Welcome to Buster's Blog

Irregular commentary on whatever's on my mind -- politics, sports, current events, and life in general. After twenty years of writing business and community newsletters, fifteen years of fantasy baseball newsletters, and two years of email "columns", this is, I suppose, the inevitable result: the awful conceit that someone might actually care to read what I have to say. Posts may be added often, rarely, or never again. As always, my mood and motivation are unpredictable.

Buster Gammons















Thursday, February 5, 2015

Jerky Boys


According to my tiny little weekly community newspaper (or, since it comes from the Dispatch Printing Co., should I say my "weakly" paper?), we are enduring a crime wave of sorts here in central Ohio.  It's reported that grocery stores in Worthington, Dublin and Delaware have experienced incidents of mass theft of . . . beef jerky.  I shit you not.

Here's the M.O.  A small group of young men enter the store with a cart, proceed to the beef jerky aisle, fill the cart with all available jerky on the shelves, then push that cart as fast as they can out the door without paying, hop into a getaway vehicle and scoot off with their ill-gotten dried meat product.

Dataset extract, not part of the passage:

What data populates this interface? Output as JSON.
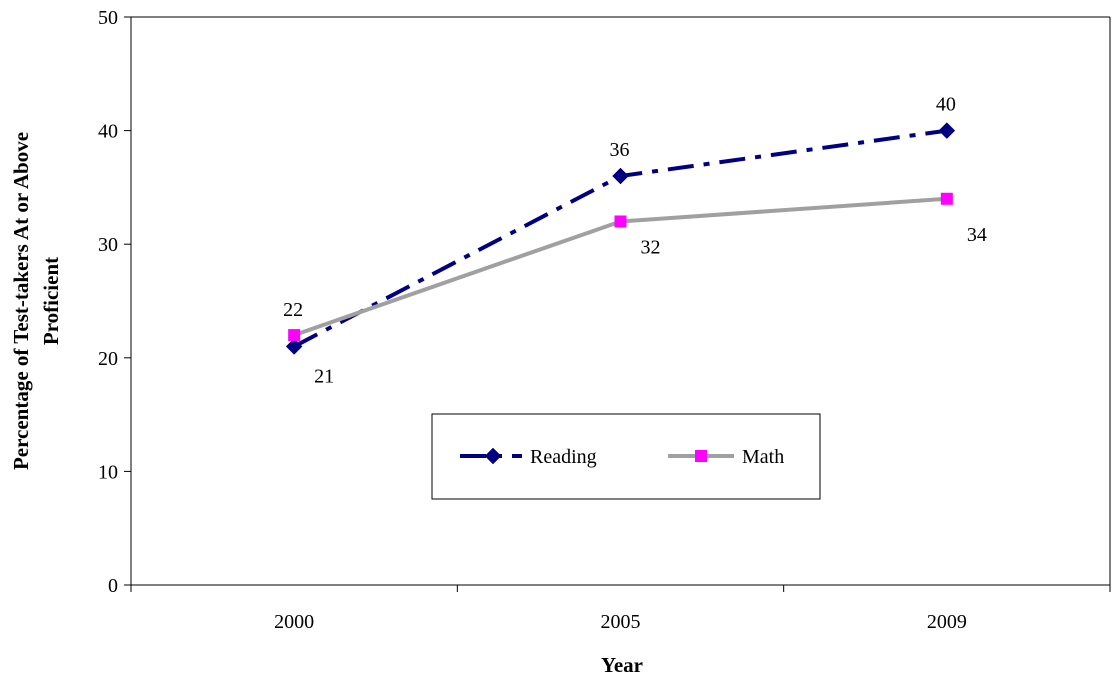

Authorities put the losses so far to the grocery stores at $5,000.  The thieves snatched a few miscellaneous laundry items, but the bulk of their $5K plunder was . . . jerky.

That's a lot of jerky! 

So, how high do you suppose these Jerky Boys were?  I mean, you gotta be high to eat jerky to begin with.  And to steal $5,000 worth of it, you are baked beyond belief!  Not a single frozen pizza, box of crackers, or six-pack of beer?  Just straight jerky, and nuthin' but?  You are messin' with Sasquatch!